The Apollo 8 mission in 1968 included a circular orbit at an altitude of 111 km above the Moon’s surface. What was the period of this orbit? The Moon’s mass is Mm=7.35E22 kg and its radius is Rm= 1.74E6 m
You need the orbit radius, and that is
R = 1.74*10^6 m + 0.111*10^6 m
= 1.85*10^6 m
Gravity pull = centripetal force
G*Mm*m/R^2 = m*V^2/R
Satellite mass m cancels out.
V = sqrt(G*Mm/R)
Period = 2 pi R/V
Substitute the previous equation for R.
To find the period of the orbit of the Apollo 8 mission around the Moon, we can use Kepler's third law of planetary motion. This law states that the square of the period of an orbit (T) is equal to the cube of the semi-major axis of the orbit (a) divided by the sum of the masses of the objects involved (M + m), where M is the mass of the central body (in this case, the Moon) and m is the mass of the orbiting body (the Apollo 8 spacecraft).
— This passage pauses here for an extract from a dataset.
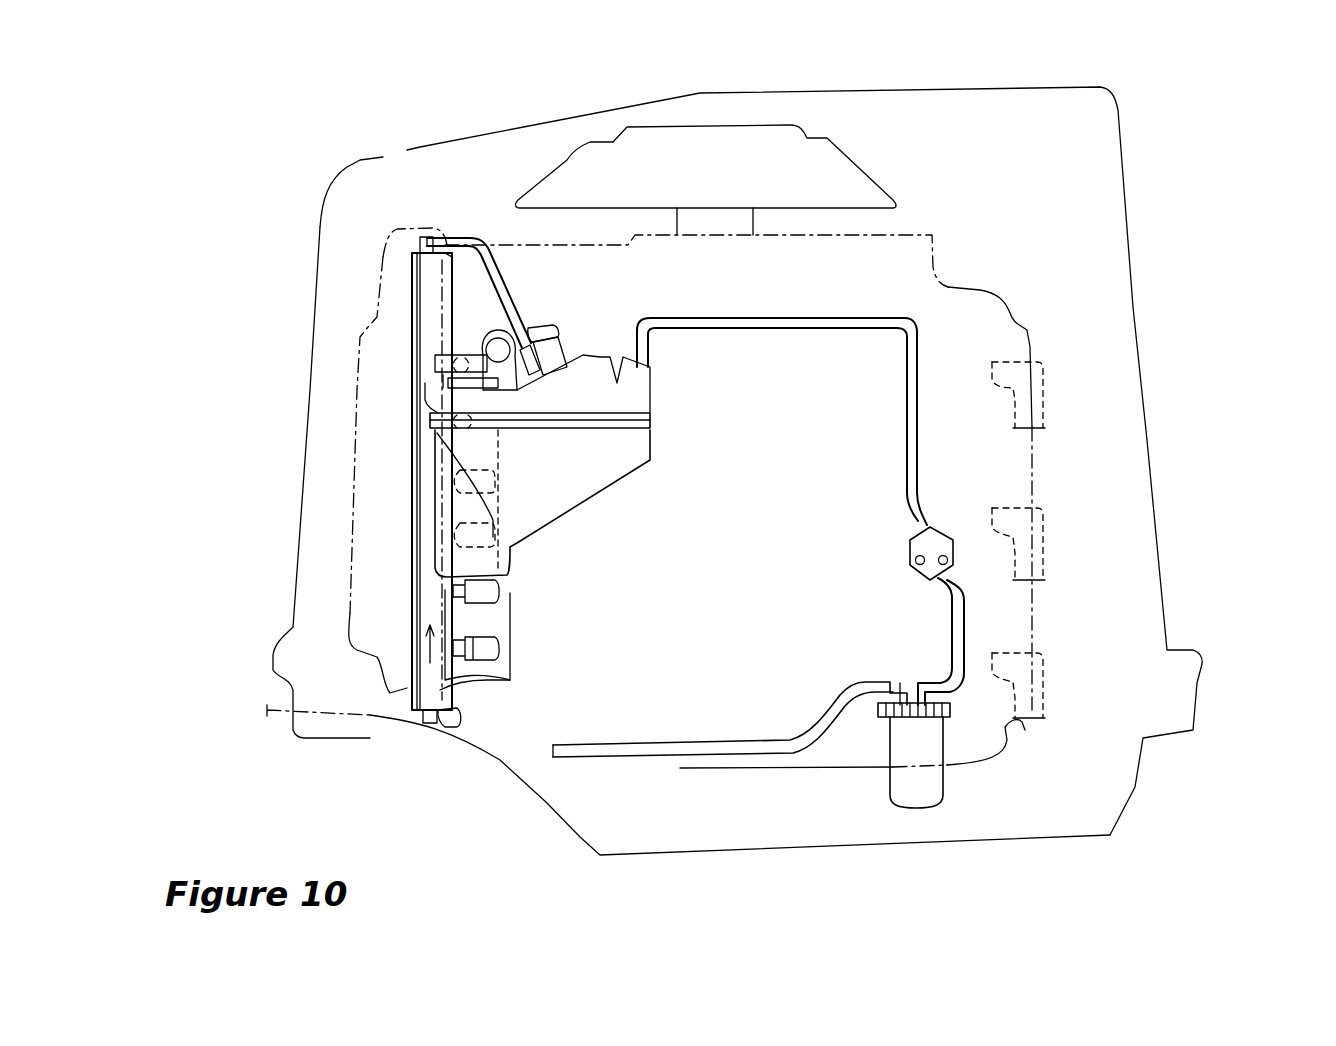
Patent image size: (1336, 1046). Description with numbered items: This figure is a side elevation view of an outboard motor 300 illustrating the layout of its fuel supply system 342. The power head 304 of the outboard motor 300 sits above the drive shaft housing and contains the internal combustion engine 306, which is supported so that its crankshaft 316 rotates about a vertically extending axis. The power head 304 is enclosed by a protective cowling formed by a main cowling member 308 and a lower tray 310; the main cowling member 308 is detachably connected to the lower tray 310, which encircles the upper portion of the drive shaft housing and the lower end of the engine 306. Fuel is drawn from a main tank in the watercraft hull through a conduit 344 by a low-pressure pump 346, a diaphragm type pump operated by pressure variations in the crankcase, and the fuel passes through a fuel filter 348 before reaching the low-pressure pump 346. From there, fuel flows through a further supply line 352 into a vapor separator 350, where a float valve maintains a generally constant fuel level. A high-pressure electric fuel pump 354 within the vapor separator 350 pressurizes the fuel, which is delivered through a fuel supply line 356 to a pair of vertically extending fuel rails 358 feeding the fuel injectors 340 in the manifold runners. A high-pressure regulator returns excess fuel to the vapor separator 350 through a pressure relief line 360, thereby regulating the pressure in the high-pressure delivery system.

The semi-major axis of a circular orbit is equal to the radius of the orbit. In this case, the radius of the orbit is the sum of the radius of the Moon (Rm) and the altitude of the orbit above the Moon's surface. So, the semi-major axis (a) can be calculated as:
a = Rm + altitude
Given:
Rm = 1.74E6 m (radius of the Moon)
altitude = 111 km = 111000 m
a = 1.74E6 m + 111000 m
a = 1854000 m
Now, let's calculate the period (T):
T^2 = (a^3) / (M + m)
M = 7.35E22 kg (mass of the Moon)
m = mass of the Apollo 8 spacecraft (which we'll assume to be negligible compared to the Moon's mass)
T^2 = (1854000^3) / (7.35E22 + m)
To simplify the equation, we can assume that m is negligible compared to the Moon's mass, so we can neglect it in the denominator.
T^2 ≈ (1854000^3) / (7.35E22)
Now, let's calculate T by taking the square root of both sides of the equation:
T ≈ sqrt((1854000^3) / (7.35E22))
Using a calculator, the approximate value for T is:
T ≈ 4808 seconds
Therefore, the period of the Apollo 8 mission's orbit around the Moon was approximately 4808 seconds.